DOI: 10.1111/his.70226 ISSN: 0309-0167

TROP2 immunoreactivity in pulmonary large cell neuroendocrine carcinoma

Michael Minkley, Kashif Ravasia, Thi Nghiem, Dongxia Gao, Jamie Feng, Andrew Churg, Julia R Naso

Introduction

TROP2 antibody‐drug conjugates have shown promising anti‐tumour activity, but neither the activity of these agents nor TROP2 expression has been well studied in pulmonary large cell neuroendocrine carcinoma (LCNEC), a rare and aggressive cancer type. We aimed to (i) determine the prevalence of TROP2 immunoreactivity in LCNEC; (ii) assess whether TROP2 immunoreactivity in LCNEC is related to RB1 loss on IHC or to the presence of NSCLC or SCLC components and (iii) determine whether TROP2 immunoreactivity in LCNEC has prognostic significance.

Methods

TROP2 immunohistochemistry was performed on 58 pure LCNECs and 25 areas of LCNEC that were combined with other carcinomas, in tissue microarray format. TROP2 was scored for the percent of tumour cells staining, and with evaluation of cytoplasmic versus membranous staining, approximating a previously published predictive scoring method.

Results

TROP2 staining in ≥1% and ≥50% of LCNEC cells was present in 60% and 26% of pure LCNEC tumours, respectively. Cytoplasmic‐type staining, previously implicated in greater antibody‐drug conjugate response, was present in 48% of pure LCNEC cases.
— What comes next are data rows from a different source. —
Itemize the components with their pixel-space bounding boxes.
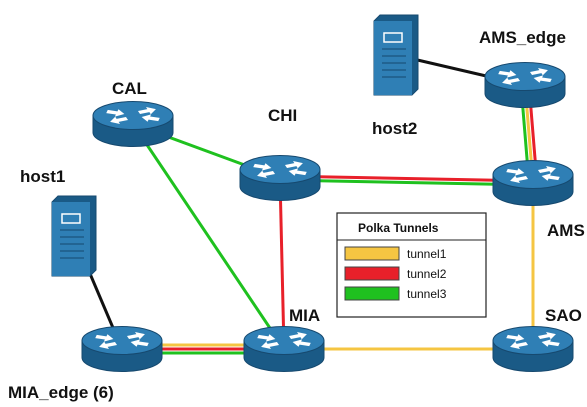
router-top [81, 326, 163, 355]
link-line-tunnel2 [280, 174, 534, 183]
node-label-host1: host1 [20, 167, 65, 186]
node-label-chi: CHI [268, 106, 297, 125]
node-label-mia: MIA [289, 306, 320, 325]
link-chi-mia [278, 177, 286, 350]
link-line-tunnel3 [279, 178, 533, 187]
server-face [374, 21, 412, 95]
node-label-ams-edge: AMS_edge [479, 28, 566, 47]
server-face [52, 202, 90, 276]
router-top [492, 326, 574, 355]
legend-label: tunnel1 [407, 247, 447, 261]
link-line-tunnel2 [278, 177, 286, 350]
router-top [243, 326, 325, 355]
server-drive-slot [383, 32, 403, 43]
legend-item-tunnel2: tunnel2 [344, 266, 447, 281]
legend-title: Polka Tunnels [358, 221, 439, 235]
router-chi [239, 155, 321, 201]
router-mia-edge [81, 326, 163, 372]
legend-item-tunnel3: tunnel3 [344, 286, 447, 301]
legend-label: tunnel3 [407, 287, 447, 301]
legend-swatch [344, 246, 400, 261]
link-chi-ams [279, 174, 534, 187]
legend: Polka Tunnels tunnel1 tunnel2 tunnel3 [336, 212, 487, 318]
router-ams [492, 160, 574, 206]
router-sao [492, 326, 574, 372]
server-host2 [373, 14, 419, 96]
labels-layer: CAL CHI AMS_edge AMS MIA SAO MIA_edge (6… [8, 28, 585, 402]
node-label-mia-edge: MIA_edge (6) [8, 383, 114, 402]
legend-items: tunnel1 tunnel2 tunnel3 [344, 246, 447, 301]
link-line-tunnel3 [131, 123, 286, 350]
nodes-layer [51, 14, 574, 372]
node-label-sao: SAO [545, 306, 582, 325]
server-host1 [51, 195, 97, 277]
router-mia [243, 326, 325, 372]
router-ams-edge [484, 62, 566, 108]
router-top [492, 160, 574, 189]
server-drive-slot [61, 213, 81, 224]
legend-swatch [344, 286, 400, 301]
router-top [484, 62, 566, 91]
node-label-host2: host2 [372, 119, 417, 138]
router-top [92, 101, 174, 130]
legend-swatch [344, 266, 400, 281]
legend-label: tunnel2 [407, 267, 447, 281]
router-cal [92, 101, 174, 147]
router-top [239, 155, 321, 184]
node-label-cal: CAL [112, 79, 147, 98]
legend-item-tunnel1: tunnel1 [344, 246, 447, 261]
link-cal-mia [131, 123, 286, 350]
node-label-ams: AMS [547, 221, 585, 240]
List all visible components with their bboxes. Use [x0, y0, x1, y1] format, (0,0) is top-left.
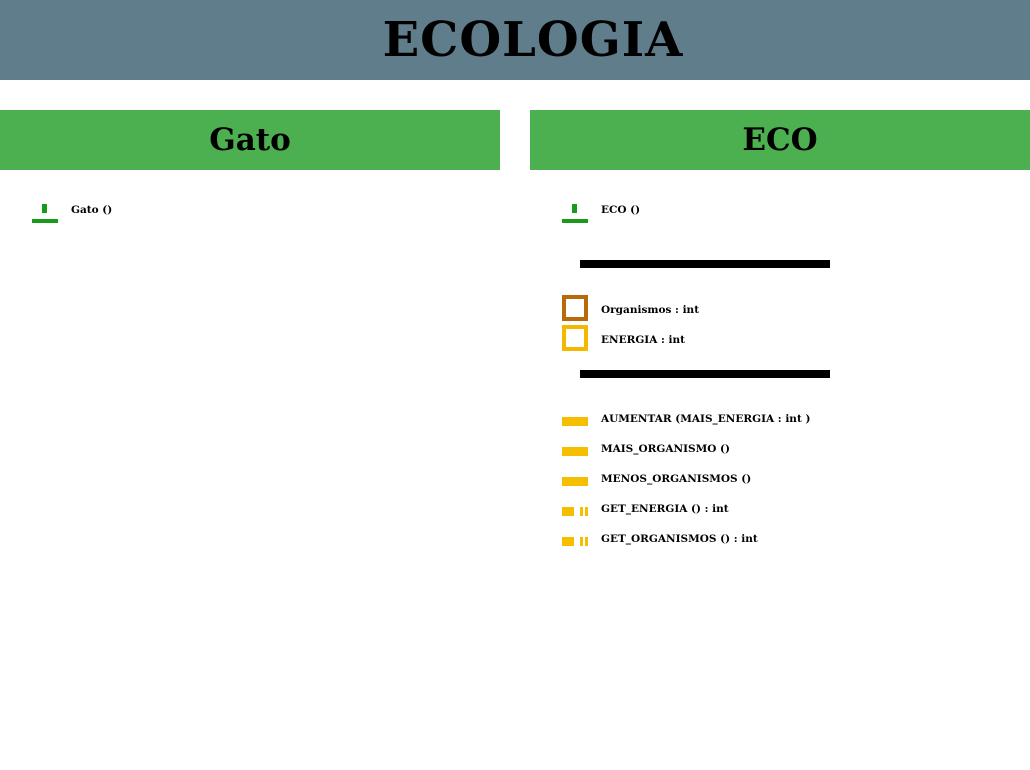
attribute-row: Organismos : int: [562, 295, 1022, 321]
attribute-icon: [562, 325, 588, 351]
class-name: ECO: [742, 122, 818, 158]
method-icon: [562, 417, 588, 426]
constructor-label: Gato (): [71, 204, 113, 216]
constructor-row: Gato (): [32, 204, 492, 230]
section-divider: [580, 260, 830, 268]
constructor-icon: [32, 204, 58, 223]
method-label: MAIS_ORGANISMO (): [601, 443, 730, 455]
class-gato: Gato Gato (): [0, 110, 500, 223]
constructor-label: ECO (): [601, 204, 641, 216]
method-row: GET_ORGANISMOS () : int: [562, 533, 1022, 559]
method-icon: [562, 477, 588, 486]
method-row: MENOS_ORGANISMOS (): [562, 473, 1022, 499]
attribute-label: ENERGIA : int: [601, 334, 686, 346]
class-header: Gato: [0, 110, 500, 170]
method-label: GET_ORGANISMOS () : int: [601, 533, 758, 545]
attribute-icon: [562, 295, 588, 321]
constructor-row: ECO (): [562, 204, 1022, 230]
diagram-title: ECOLOGIA: [382, 12, 684, 68]
method-label: MENOS_ORGANISMOS (): [601, 473, 752, 485]
method-row: MAIS_ORGANISMO (): [562, 443, 1022, 469]
class-name: Gato: [209, 122, 291, 158]
constructor-icon: [562, 204, 588, 223]
attribute-row: ENERGIA : int: [562, 325, 1022, 351]
class-header: ECO: [530, 110, 1030, 170]
getter-icon: [562, 507, 588, 516]
method-label: GET_ENERGIA () : int: [601, 503, 729, 515]
title-bar: ECOLOGIA: [0, 0, 1030, 80]
method-row: AUMENTAR (MAIS_ENERGIA : int ): [562, 413, 1022, 439]
method-label: AUMENTAR (MAIS_ENERGIA : int ): [601, 413, 811, 425]
getter-icon: [562, 537, 588, 546]
method-icon: [562, 447, 588, 456]
class-eco: ECO ECO () Organismos : int ENERGIA : in…: [530, 110, 1030, 546]
section-divider: [580, 370, 830, 378]
attribute-label: Organismos : int: [601, 304, 700, 316]
method-row: GET_ENERGIA () : int: [562, 503, 1022, 529]
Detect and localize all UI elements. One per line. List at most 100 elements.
Positive TROP2 staining was less frequent in pure LCNEC than in the LCNEC component of tumours that also contained a NSCLC component (≥1%: P  = 0.0087; ≥50%: P  = 0.011), and ≥50% TROP2 staining in pure LCNEC was associated with retained RB1 staining on immunohistochemistry ( P  = 0.032). TROP2 staining was not associated with recurrence‐free survival or disease‐specific survival outcomes.

Conclusion

Frequently positive TROP2 IHC suggests that TROP2 antibody‐drug conjugates may be potential treatments for LCNEC.